Dans ces premières semaines, plusieurs sujets énergétiques ont entrainé des désaccords parfois brutaux entre les ministres. A jouer ce jeu, le gouvernement tend à opposer les thèmes économiques et énergétique, alors qu’ils doivent avancer ensemble.
Définir une politique cohérente regroupant économie, redressement productif, énergie et environnement n’est pas si facile. Il suffit de voir les premiers pas du gouvernement sur ces sujets éminemment complexes.
Début juin, les ministres se déchiraient sur un premier sujet. Nicole Bricq, fraichement nommée au ministère de développement durable et de l’énergie et militante écologiste de longue date au sein du PS, décidait de suspendre le permis d’exploration pétrolier au large de la Guyane attribué à Shell. Immédiatement, le premier ministre Jean-Marc Ayrault montait au créneau pour annuler cette décision et remerciait sa ministre en l’envoyant au commerce extérieur.
Mi-juillet, le gouvernement décidait de limiter la hausse des prix du gaz à 2 %, au lieu des 4,1 % demandés par GDF Suez. Immédiatement, le gouvernement s’attirait l’ire des distributeurs de gaz mais aussi du régulateur, la Commission de régulation de l’Energie (CRE). Elle juge qu’"à long terme, les incertitudes pesant sur les tarifs de vente fragilisent la sécurité d'approvisionnement de la France".
A coup sûr, le Conseil d’Etat va juger cette décision illégale et forcer dans les mois à venir le gouvernement à effectuer une hausse rétroactive. La haute magistrature avait déjà pris cette décision alors que le gouvernement Fillon avait gelé les prix fin 2011.

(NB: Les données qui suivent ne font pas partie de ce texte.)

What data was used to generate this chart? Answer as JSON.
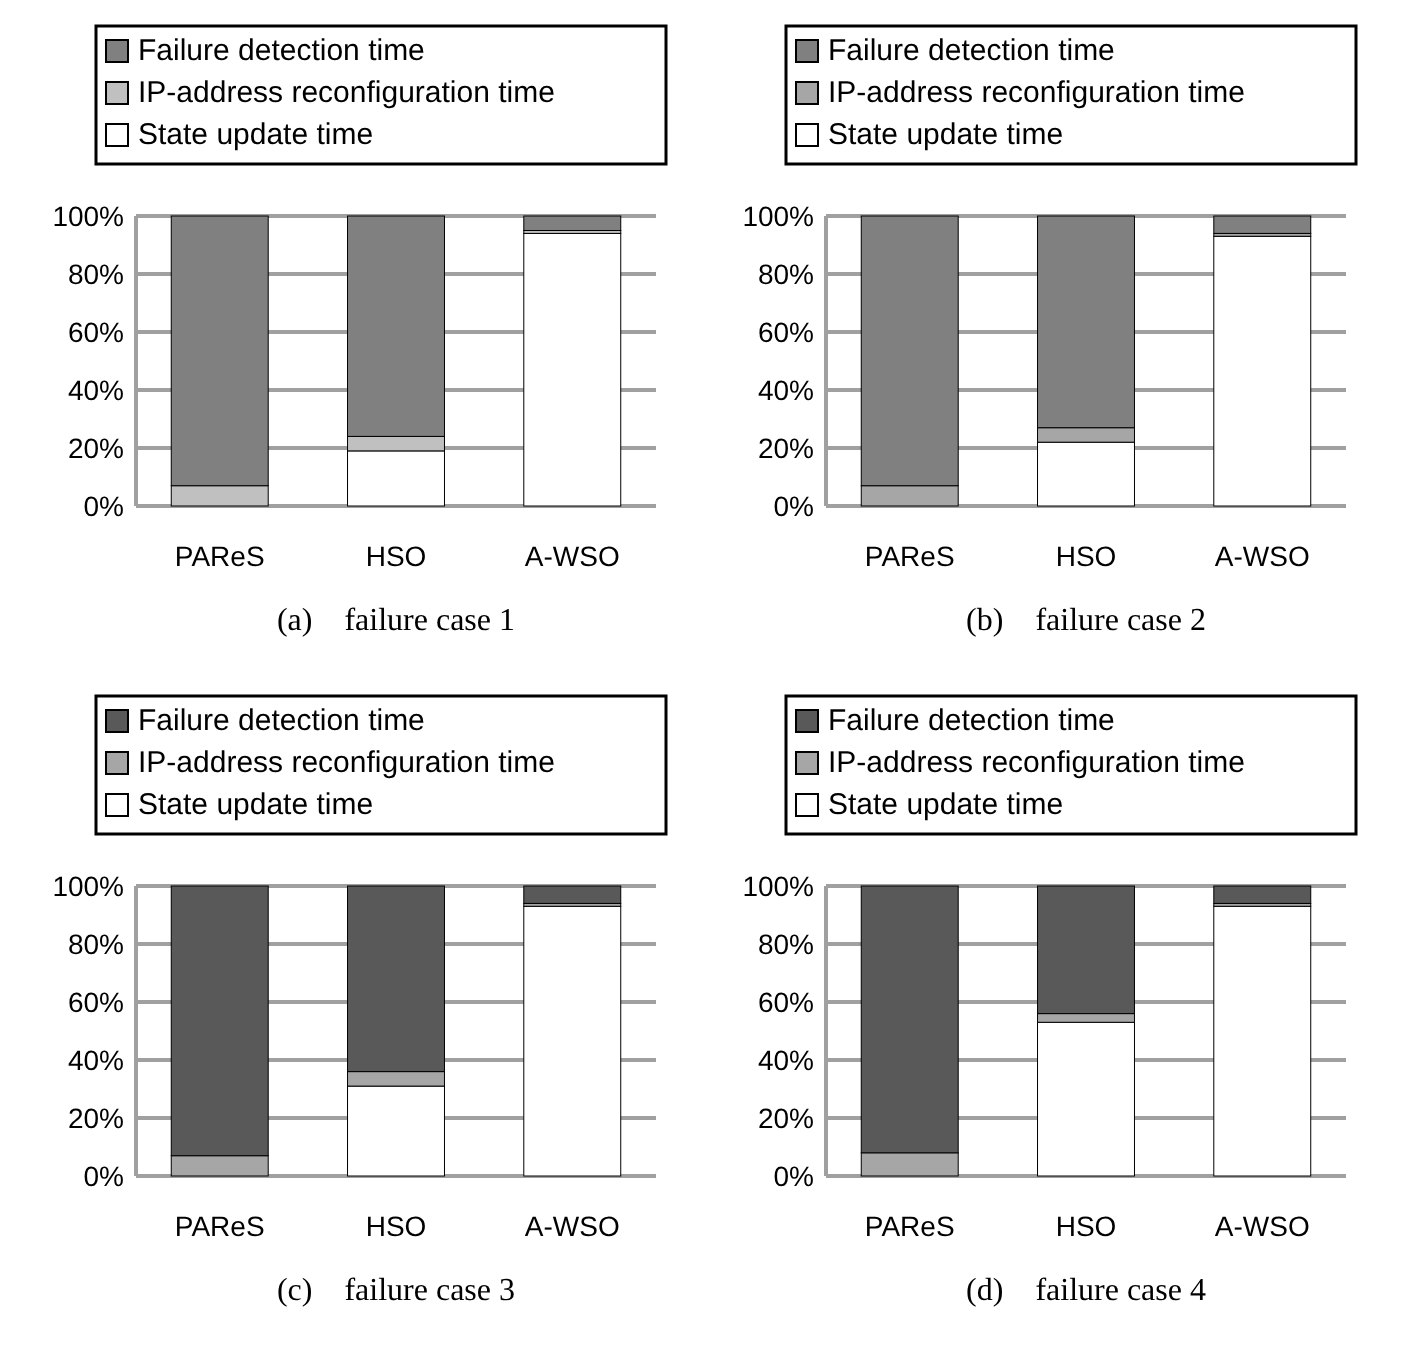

Aujourd’hui, c’est le sujet des gaz de schiste qui fait déraper les ministres. La France a officiellement interdit, depuis le 13 juillet 2011, la fracturation hydraulique en France. Cela signifie que toute exploration et exploitation des gaz de schiste est impossible.
Un gagnant, un perdant
D’un côté, Arnaud Montebourg, le ministre du redressement productif, juge que ce débat doit être sereinement relancé en tenant compte de l’évolution des technologies. Il rapporte ainsi l’avis des énergéticiens, des raffineurs, des chimistes et des métallurgistes...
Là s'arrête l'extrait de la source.